God is a Spirit

God is a Spirit: and they that worship him must worship him in spirit and in truth. John 4:24


After the Assyrians overthrew the northern tribes, they brought in settlers from various pagan nations to ensure the discontinuance of that rebellious nation (2 Kings 17:24). These heathen people intermarried with the residue from Ephraim and Manasseh in the land. At the appointment of the king of Assyria, this mixed multitude was taught by an apostate priest from the northern tribes (2 Kings 17:26-28). As a result, the Samaritans practiced a mixture of pagan idolatry and apostate Hebraic religion. The Bible record states of the Samaritans: ‘They feared the LORD, and served their own gods, after the manner of the nations whom they carried away from thence’ (2 Kings 17:33).

During the discourse in which Jesus revealed His Messiahship to the woman of Samaria, He made no allusions regarding the sham-religion of her people, saying to her: ‘Ye worship ye know not what: we know what we worship: for salvation is of the Jews’ (John 14:22). Pagan idolaters generally claimed that their idols were representations of a spirit or a force of nature. The Samaritans claimed their idols represented the God of Abraham. Yet to worship God contrary to the truth of His Word is not to worship God at all. It is the devil who reaps in all false worship such as that conducted in the Samaritan temple at Mt. Gerazim.

The crucial statement that Jesus delivered to this erring seeker of truth was: ‘God is a Spirit: and they that worship him must worship him in spirit and in truth’ (John 4:24). Which is to say, do not be deceived that God will receive your worship to Him while you conduct it contrary to the truth of His Word. Do not think that while you manifest a spirit of rebellion, by sinning against Him, that God will be pleased with your outward acts of devotion.

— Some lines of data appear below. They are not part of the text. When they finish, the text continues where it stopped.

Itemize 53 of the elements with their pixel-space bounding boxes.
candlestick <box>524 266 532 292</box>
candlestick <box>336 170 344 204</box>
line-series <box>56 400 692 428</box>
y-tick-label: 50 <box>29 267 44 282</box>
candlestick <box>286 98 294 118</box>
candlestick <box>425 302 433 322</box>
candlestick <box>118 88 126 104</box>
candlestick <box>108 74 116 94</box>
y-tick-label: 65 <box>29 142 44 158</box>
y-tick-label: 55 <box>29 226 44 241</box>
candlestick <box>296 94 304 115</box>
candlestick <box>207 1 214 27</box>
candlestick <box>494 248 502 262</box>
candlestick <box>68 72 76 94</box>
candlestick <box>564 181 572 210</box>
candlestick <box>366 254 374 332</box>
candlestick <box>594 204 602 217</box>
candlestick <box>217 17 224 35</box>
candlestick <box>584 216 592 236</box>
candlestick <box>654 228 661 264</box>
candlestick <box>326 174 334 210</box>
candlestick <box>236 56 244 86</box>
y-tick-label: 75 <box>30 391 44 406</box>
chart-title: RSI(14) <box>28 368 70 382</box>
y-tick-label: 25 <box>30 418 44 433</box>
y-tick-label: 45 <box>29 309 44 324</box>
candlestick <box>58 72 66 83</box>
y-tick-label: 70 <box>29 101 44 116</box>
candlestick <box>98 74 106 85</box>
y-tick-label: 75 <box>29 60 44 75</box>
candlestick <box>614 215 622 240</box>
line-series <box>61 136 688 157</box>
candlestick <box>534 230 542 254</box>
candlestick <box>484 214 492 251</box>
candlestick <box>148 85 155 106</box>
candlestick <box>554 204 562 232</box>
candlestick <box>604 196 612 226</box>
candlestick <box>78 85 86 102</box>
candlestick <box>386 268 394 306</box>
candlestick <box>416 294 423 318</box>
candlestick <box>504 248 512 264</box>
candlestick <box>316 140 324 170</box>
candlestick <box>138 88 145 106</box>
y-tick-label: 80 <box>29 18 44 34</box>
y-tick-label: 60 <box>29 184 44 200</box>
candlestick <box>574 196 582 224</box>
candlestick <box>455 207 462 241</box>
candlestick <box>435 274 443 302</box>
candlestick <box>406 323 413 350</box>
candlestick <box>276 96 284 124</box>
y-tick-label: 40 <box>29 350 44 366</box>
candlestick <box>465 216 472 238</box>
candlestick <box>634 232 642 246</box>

God is a spirit, and all hearts are naked before Him. It is not to be understood by this that Jesus was teaching that God is purely an immaterial spirit, as trinitarian theologians misapply this verse to support their own species of idolatry. It is also said that ‘God is love’ (1 John 4:8), and that ‘our God is a consuming fire’ (Hebrews 12:29). What was being conveyed by the Lord to the woman of Samaria was that unlike the dumb idols she worshipped, ‘which see not, nor hear, nor know’, the omniscience that God has through His Spirit enables Him to read the virtue or iniquity in His professed worshippers as an open book. Not only this, it is only through His Spirit that we may hold communion with Him, as we are instructed to be ‘praying always with all prayer and supplication in the Spirit’ (Ephesians 6:8).

As Jesus revealed to this woman, it is heartfelt devotion offered according to truth which God desires from His created intelligences. Any less is a lame offering.